There is a large and broad literature on theory-based interventions that aim to improve educational outcomes in higher education. In this review, Harackiewicz and Priniski evaluate the current state of this literature and give an overview of the past two decades. They focus on three different kinds of interventions:

  1. "Task value" interventions aimed at the value students perceive in academic tasks
  2. "Framing" interventions aimed at the students' framing of academic challenges
  3. "Personal values" interventions aimed at the students' personal values

They review a large set of studies, specifically targeted studies and only those that have been replicated at least once.  The review reveals impressive patterns of consistent findings for each type of intervention but also reveals some inconsistencies across studies and some failures to replicate findings.
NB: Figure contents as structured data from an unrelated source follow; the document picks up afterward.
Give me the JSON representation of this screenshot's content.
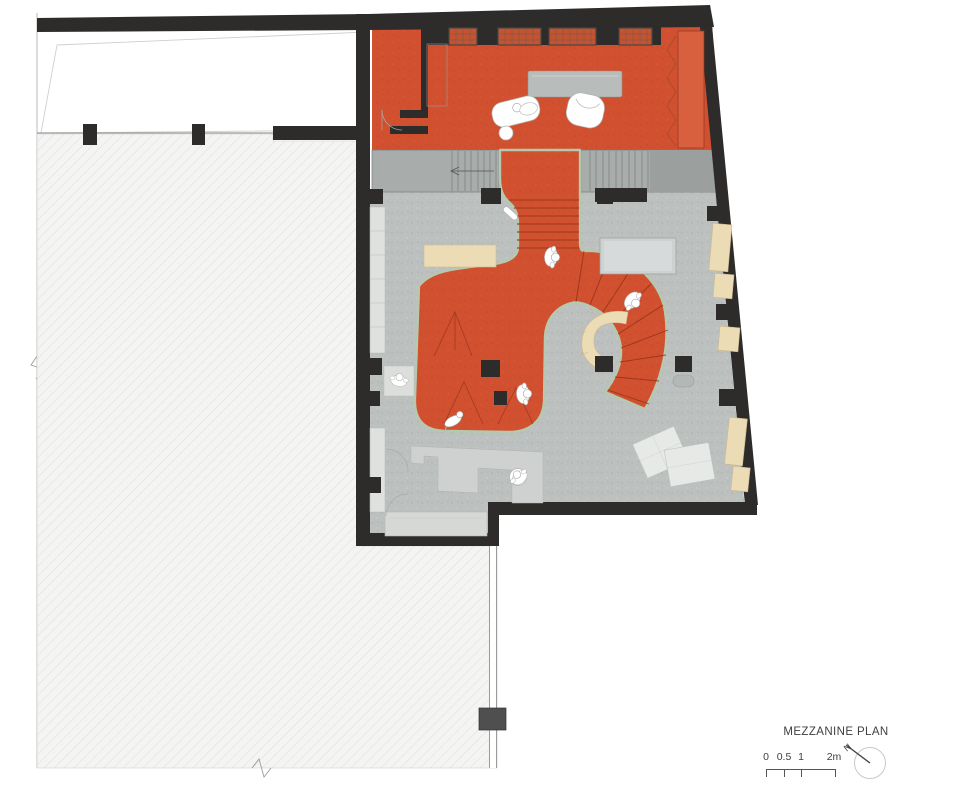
{
  "title_block": {
    "title": "MEZZANINE PLAN",
    "scale_labels": [
      "0",
      "0.5",
      "1",
      "2m"
    ],
    "north_label": "N"
  },
  "colors": {
    "wall": "#2e2c2b",
    "orange_floor": "#d0502f",
    "orange_dark_line": "#a93d22",
    "carpet_edge": "#b5c9ae",
    "floor_gray": "#bcc0bf",
    "stair_gray": "#a8acab",
    "landing_gray": "#9ba09f",
    "hatch_bg": "#f4f4f3",
    "hatch_line": "#dedede",
    "wood": "#ecdcb6",
    "wardrobe": "#d9603f",
    "text": "#3f3f3f"
  }
}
Although it is expected to find inconsistent findings given the variety of contexts of important other variables, it should also caution us to try to generalize from one study to another setting. This is how the authors describe some of the (in)consistencies in the findings:

In the case of task value interventions, for example, there was a consistent pattern of findings that the interventions had positive effects for students who struggle in classes [with some internal replications across sections of courses or semesters (e.g., Harackiewicz et al. 2016a), but there are inconsistencies in the mediators between studies (e.g., perceived values, expectancies, engagement) that raise important questions about intervention mechanisms. In the case of framing interventions, there was a consistent pattern of findings that framing interventions promoted positive outcomes in academic transitions, but some evidence of nonreplication of growth mindset effects (Yeager et al. 2016, study 2). More critically, no two studies in the framing category examined the exact same problem, making it difficult to assess the question of direct replication [however, some studies had internal replications with multiple cohorts (e.g., Walton & Cohen 2011).

Finally, they also discuss implications for intervention science moving forward.